Fruit trees.  Aside from the apricots, which had become a rotten orange slime pile under the tree, much of our fruit was still in reasonable condition.  We have a refrigerator full of summer apples and cherries.  What should we do with them, Reader?

Things are not perfect here, or there.  Or anywhere.  But things are very good, in many places.

Monday, August 11, 2014

Iowa City

This is my first post since moving back to the US.  But not my first post at home.  I'm still not at home -- or again not at home. 

I spent a few days at home -- enough to turn on the water heater, have Tim find that it leaked, call the plumber to replace it, and then later, to flood the basement by running the washing machine.  The machine wasn't broken, the plumber had just forgotten to re-attach the washing machine drain after he used it for the water heater.  In any case, the water mainly spread around the tiles in the laundry room, so no real problems. 

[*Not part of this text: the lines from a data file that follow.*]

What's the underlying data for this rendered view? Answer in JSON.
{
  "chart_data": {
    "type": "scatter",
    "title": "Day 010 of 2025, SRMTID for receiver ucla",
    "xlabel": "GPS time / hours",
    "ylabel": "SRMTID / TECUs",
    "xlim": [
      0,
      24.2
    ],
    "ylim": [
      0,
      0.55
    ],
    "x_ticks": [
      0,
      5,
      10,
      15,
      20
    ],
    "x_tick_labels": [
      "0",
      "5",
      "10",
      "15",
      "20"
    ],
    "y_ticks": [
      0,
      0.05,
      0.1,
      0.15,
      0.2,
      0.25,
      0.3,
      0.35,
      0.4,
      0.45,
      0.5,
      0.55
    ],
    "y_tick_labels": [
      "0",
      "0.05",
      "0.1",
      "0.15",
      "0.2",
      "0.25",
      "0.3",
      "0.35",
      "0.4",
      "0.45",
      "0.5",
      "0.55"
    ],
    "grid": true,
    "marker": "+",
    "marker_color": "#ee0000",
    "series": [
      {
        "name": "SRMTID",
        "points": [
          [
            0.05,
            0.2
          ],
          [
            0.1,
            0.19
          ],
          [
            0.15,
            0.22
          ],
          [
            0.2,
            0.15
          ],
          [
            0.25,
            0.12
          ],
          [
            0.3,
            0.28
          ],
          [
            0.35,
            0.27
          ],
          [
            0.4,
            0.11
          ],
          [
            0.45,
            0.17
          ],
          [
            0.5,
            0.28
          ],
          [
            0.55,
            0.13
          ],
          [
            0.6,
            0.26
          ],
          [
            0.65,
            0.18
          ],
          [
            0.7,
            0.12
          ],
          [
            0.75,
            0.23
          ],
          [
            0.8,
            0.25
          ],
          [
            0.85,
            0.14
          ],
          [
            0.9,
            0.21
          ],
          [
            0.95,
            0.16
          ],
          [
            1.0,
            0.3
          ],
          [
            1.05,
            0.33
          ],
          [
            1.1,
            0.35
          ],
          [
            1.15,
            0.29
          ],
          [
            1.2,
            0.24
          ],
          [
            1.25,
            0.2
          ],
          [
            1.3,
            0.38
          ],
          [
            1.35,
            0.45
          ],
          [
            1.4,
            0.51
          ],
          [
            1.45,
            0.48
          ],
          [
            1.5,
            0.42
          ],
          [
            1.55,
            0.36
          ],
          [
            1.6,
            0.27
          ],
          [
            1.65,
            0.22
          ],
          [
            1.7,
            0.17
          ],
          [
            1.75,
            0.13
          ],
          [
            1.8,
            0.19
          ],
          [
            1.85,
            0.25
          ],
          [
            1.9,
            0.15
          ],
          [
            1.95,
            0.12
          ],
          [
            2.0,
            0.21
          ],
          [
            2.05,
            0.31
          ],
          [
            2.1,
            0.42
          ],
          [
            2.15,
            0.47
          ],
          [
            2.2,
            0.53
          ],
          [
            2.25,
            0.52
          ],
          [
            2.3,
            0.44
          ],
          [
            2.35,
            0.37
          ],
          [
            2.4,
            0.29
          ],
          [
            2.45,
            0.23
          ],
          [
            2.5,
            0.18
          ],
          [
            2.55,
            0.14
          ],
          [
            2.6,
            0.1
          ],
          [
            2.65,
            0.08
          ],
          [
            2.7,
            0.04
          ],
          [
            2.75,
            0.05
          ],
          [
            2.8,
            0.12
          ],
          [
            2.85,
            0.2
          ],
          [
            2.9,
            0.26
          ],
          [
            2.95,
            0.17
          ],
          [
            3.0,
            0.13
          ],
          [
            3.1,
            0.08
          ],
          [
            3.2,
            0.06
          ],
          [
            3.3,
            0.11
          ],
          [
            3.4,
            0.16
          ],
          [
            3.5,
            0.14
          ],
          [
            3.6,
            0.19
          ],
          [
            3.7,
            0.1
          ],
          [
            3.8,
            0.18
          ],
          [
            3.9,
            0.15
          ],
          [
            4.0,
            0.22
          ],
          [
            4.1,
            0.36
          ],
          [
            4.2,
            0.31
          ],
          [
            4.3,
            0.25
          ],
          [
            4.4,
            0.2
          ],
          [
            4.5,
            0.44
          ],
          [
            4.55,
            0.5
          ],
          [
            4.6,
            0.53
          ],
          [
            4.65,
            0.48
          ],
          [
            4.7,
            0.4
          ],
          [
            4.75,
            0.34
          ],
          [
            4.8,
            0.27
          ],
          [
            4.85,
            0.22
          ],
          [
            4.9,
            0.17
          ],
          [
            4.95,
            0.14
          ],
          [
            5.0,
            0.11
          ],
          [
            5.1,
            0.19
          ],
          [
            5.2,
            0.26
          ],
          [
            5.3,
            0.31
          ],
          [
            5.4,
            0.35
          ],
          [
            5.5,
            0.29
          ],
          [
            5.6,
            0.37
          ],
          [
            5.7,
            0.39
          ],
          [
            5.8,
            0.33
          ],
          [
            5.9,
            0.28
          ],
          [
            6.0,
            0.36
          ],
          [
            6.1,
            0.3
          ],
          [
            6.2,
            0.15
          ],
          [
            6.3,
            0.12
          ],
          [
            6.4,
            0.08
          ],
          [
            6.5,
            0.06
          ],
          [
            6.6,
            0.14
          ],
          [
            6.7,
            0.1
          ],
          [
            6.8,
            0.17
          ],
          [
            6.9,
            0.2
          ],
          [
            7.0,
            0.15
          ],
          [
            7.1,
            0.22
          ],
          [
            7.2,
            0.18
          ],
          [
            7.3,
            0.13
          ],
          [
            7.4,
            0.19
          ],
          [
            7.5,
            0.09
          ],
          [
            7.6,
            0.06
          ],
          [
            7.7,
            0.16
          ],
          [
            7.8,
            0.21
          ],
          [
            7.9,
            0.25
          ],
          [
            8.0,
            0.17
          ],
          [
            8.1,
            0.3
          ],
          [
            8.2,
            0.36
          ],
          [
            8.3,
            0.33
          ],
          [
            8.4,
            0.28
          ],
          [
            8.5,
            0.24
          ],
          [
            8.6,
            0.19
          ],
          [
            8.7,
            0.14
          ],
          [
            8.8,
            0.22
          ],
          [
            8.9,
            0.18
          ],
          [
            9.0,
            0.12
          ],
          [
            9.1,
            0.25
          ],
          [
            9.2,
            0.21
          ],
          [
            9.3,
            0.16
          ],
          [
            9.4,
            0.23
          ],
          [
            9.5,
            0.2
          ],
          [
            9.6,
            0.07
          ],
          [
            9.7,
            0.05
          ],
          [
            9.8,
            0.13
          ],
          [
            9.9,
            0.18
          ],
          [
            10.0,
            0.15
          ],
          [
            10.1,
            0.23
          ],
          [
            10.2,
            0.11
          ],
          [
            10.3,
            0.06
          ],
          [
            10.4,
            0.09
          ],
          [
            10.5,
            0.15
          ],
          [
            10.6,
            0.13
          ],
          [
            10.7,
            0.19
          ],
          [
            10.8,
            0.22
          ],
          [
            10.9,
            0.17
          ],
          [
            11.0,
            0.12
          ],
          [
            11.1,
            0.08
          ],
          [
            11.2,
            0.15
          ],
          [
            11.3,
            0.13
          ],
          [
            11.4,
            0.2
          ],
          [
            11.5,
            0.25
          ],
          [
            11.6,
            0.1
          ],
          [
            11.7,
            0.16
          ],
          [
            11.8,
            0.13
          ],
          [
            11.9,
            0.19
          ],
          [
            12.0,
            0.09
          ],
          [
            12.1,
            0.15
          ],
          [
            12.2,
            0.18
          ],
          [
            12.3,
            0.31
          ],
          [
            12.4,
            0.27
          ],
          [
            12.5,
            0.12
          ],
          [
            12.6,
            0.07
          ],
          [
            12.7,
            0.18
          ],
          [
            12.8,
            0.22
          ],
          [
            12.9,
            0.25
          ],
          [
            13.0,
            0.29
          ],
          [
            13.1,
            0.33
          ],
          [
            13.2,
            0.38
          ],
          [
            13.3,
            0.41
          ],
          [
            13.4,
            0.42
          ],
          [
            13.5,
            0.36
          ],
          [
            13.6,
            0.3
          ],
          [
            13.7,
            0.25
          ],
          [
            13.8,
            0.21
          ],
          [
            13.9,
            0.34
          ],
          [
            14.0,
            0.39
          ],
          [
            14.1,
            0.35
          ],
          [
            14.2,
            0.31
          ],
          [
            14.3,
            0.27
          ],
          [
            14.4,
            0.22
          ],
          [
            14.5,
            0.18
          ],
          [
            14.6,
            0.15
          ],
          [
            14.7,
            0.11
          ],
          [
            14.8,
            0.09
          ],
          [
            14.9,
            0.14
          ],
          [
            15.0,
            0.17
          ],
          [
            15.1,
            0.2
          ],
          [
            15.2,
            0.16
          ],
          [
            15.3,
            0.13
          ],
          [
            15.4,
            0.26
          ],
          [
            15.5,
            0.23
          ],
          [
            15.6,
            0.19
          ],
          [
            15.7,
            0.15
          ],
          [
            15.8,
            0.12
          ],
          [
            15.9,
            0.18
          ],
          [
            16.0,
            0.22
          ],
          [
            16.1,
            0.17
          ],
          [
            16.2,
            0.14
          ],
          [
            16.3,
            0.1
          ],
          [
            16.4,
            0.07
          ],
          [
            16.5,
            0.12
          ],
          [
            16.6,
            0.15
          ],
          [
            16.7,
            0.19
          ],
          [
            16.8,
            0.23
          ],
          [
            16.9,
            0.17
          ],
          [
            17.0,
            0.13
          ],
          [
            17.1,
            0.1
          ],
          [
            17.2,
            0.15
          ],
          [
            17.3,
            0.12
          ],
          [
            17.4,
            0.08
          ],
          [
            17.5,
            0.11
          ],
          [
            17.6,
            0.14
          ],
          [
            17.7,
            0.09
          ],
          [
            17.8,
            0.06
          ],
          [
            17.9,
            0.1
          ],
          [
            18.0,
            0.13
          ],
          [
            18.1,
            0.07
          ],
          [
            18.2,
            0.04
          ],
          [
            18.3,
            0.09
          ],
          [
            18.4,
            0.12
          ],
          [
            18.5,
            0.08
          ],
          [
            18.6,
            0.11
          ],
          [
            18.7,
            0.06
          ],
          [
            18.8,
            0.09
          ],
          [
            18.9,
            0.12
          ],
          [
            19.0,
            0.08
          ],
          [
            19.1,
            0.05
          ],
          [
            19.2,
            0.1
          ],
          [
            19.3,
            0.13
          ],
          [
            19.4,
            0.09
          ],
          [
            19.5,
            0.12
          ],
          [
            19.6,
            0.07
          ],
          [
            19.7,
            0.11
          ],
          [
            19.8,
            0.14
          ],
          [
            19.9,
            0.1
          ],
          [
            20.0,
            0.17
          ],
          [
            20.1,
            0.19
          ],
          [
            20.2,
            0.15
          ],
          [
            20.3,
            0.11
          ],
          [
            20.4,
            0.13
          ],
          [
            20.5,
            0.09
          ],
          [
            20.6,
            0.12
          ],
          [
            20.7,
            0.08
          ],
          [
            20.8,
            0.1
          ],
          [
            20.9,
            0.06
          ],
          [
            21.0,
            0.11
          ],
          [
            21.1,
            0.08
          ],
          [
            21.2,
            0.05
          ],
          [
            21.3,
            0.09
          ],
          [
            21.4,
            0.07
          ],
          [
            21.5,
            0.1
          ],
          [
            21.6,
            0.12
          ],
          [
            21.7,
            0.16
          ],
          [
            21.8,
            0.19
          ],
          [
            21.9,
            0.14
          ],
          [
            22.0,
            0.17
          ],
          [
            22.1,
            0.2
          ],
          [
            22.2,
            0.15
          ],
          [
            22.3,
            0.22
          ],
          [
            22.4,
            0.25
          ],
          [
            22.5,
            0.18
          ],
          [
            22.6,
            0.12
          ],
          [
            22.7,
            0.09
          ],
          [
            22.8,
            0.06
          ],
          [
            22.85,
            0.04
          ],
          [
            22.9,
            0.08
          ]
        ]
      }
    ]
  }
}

I also spent an evening with Tim at his high school reunion.  And then I missed my own, to give 5.5 hours of talks in Iowa.

I've been to Iowa before, but this is my first time speaking in the state.  The university town is smaller than I expected, deeper into the cornfields as you drive from the airport. 

On Wednesday after the talks there was a farmer's market, and I purchased dandelion jelly and an ear of sweet corn -- because I'm deep into the corn states anyway -- and two apples and several small tomatoes.  That was dinner.

The city is small enough that no one had change for my $100 bill, nearly the only money in my wallet.  I couldn't change the bill until Friday night, when enough colleagues paid cash at a restaurant for me to exchange it for twenties. 

How is the jet lag? You ask.  I have been sleeping well since reaching Iowa, aside from one 2am to 4am period.  I'm sleepy by 9pm, central time.  But the 6am alarm still startles me awake.  The sleeping is apparently good, here in Iowa. 

My hotel is on the river, near the mathematics building.  On the other side of the river, across the university hospital campus and the golf course and student housing in several forms, lies a park named Mormon Handcart Park, two point five miles away by foot.  I can run two point five miles.  I think I will jog over there to see the park early tomorrow morning, before the sun rises too high.

My only problem is that I can't jog back.  I only do 5Ks.  It may be a long morning. 

If you don't hear from me again, Reader, look for my body on the Mormon trail.